Happy 131st Birthday Stanley Hart White, the inventor of the living wall.
Living walls are critical to urban greening – the recognition that we need to green-up our cities makes green walls and roofs core to both new building and renovation of existing buildings. At last, what environmentalists, horticulturalists and green-building specialists have been campaigning for decades are now becoming mainstream.
But where did living walls originate? Since ancient times humans have been adorning their buildings with greenery, with plants trained to grow up and tumble down – just think of the mythical Hanging Gardens of Babylon. But the modern modular living wall – which has a multitude of plants planted into pockets or planters attached to the wall and watered by an irrigation system – is a more recent invention… but not as new as you might think.
Stanley Hart White
The title of father or inventor of the modern living wall should really be awarded to landscape architect Stanley Hart White, who was born February 15th, 1891 in New York (130 years ago). He was a Professor of Landscape Architecture at the University of Illinois from 1922-1959.
He developed a prototype for ‘botanical bricks’ – patented as the Vegetation-Bearing Architectonic Structure and System in 1938 – which were the basis for the world’s first known green wall or vertical garden, built in his own garden.
International Green Wall Day is held on February 15th, to commemorate the birth of the father of the living wall. On this day the whole industry comes together to celebrate the achievements of the business.
Crazy or visionary?
Stanley Hart White’s invention, patent and vision are expertly explained in Richard Hindle’s illuminating paper written in 2012. To prove the point, Hindle then went on to recreate White’s Vegetation-Bearing Architectonic Structure and System with funding from the Graham Foundation.

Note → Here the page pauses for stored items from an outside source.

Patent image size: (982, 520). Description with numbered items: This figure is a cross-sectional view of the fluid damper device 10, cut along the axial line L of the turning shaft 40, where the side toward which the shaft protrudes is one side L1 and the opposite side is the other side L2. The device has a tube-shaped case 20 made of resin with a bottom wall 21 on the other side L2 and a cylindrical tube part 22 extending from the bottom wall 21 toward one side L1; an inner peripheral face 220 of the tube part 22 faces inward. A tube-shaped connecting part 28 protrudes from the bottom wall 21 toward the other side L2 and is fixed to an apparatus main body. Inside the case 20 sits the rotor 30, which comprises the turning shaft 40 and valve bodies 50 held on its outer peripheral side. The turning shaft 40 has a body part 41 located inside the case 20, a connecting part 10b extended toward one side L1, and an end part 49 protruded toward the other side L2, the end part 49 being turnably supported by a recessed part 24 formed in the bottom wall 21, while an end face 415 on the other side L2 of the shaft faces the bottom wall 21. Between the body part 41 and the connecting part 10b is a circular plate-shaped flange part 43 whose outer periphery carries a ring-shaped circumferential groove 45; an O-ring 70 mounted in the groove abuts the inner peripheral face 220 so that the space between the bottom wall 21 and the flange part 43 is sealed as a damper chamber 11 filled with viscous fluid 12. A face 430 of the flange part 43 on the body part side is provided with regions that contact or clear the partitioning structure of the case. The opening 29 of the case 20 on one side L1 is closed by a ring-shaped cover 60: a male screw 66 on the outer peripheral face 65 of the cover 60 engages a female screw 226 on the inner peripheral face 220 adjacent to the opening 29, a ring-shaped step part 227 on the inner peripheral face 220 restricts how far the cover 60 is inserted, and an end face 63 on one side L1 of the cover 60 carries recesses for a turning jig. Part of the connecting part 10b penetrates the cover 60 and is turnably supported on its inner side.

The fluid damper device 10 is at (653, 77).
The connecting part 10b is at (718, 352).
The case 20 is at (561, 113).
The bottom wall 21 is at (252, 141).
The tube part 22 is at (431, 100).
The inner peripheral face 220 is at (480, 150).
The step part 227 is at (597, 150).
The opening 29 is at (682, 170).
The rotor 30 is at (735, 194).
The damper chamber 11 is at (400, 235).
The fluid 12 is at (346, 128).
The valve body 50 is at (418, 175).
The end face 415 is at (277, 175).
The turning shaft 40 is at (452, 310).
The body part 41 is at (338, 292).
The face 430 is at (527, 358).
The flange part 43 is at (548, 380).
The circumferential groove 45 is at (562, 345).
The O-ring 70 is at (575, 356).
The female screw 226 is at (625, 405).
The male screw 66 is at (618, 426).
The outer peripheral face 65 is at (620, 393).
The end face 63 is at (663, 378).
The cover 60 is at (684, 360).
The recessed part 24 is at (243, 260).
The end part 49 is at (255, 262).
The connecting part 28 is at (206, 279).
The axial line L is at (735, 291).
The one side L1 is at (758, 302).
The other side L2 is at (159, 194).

White’s brother, cited by Hindle, gives an endearing description of his brother’s work at the time:
“I guess everyone has crazy brothers and sisters, I know I have. Stan has taken out a patent on an invention of his called ‘botanical bricks’, which are simply plant units capable of being built up to any height, for quick landscape effects, the vertical surfaces covered with flowering vines, or the like. He thinks that the idea has great possibilities for such things as world fairs, city yards, indoor gardens, and many other projects. I think perhaps he has got hold of something.”
Living walls come of age
It wasn’t until the 1980s when that ‘something’ envisioned by White became a reality, largely through the work of pioneering of French botanist Patrick Blanc. It is unfortunate that White never lived to see his vision take off before he died in 1979. Pictured is Blanc’s living wall at Quai Branly Jacques Chirac Museum, Paris, France completed in 2004.
We can only hypothesise how different our cities would look today if architects, developers, governments had made White’s living walls core to urban development for the past 80 years. Would we still be threatened with such a severe climate catastrophe if, for eight decades, we had built green instead of grey?
The good news is that since the millennium, the living-wall revolution has been gaining momentum. All over the world, green walls of all shapes and sizes are starting to green our grey cities.
Green Wall Day
We invite you to celebrate living walls worldwide on International Green Wall Day, on February 15th, marking the birthday of the visionary Stanley Hart White. To take part please share on social media using the hashtag #GreenWallDay images and videos of your living wall along with thought-leadership articles.
What is our vision for #GreenWallDay? This not only celebrates the living wall industry and Stanley Hart White, but will also lead to greater collaboration and best practice, living wall installation standards, guidance on how to incorporate living walls with sustainability at the forefront, including smart maintenance, recycled water, system origin, carbon footprint, biodiversity benefits and above all the need for progressive legislation worldwide to ensure all new walls are living walls.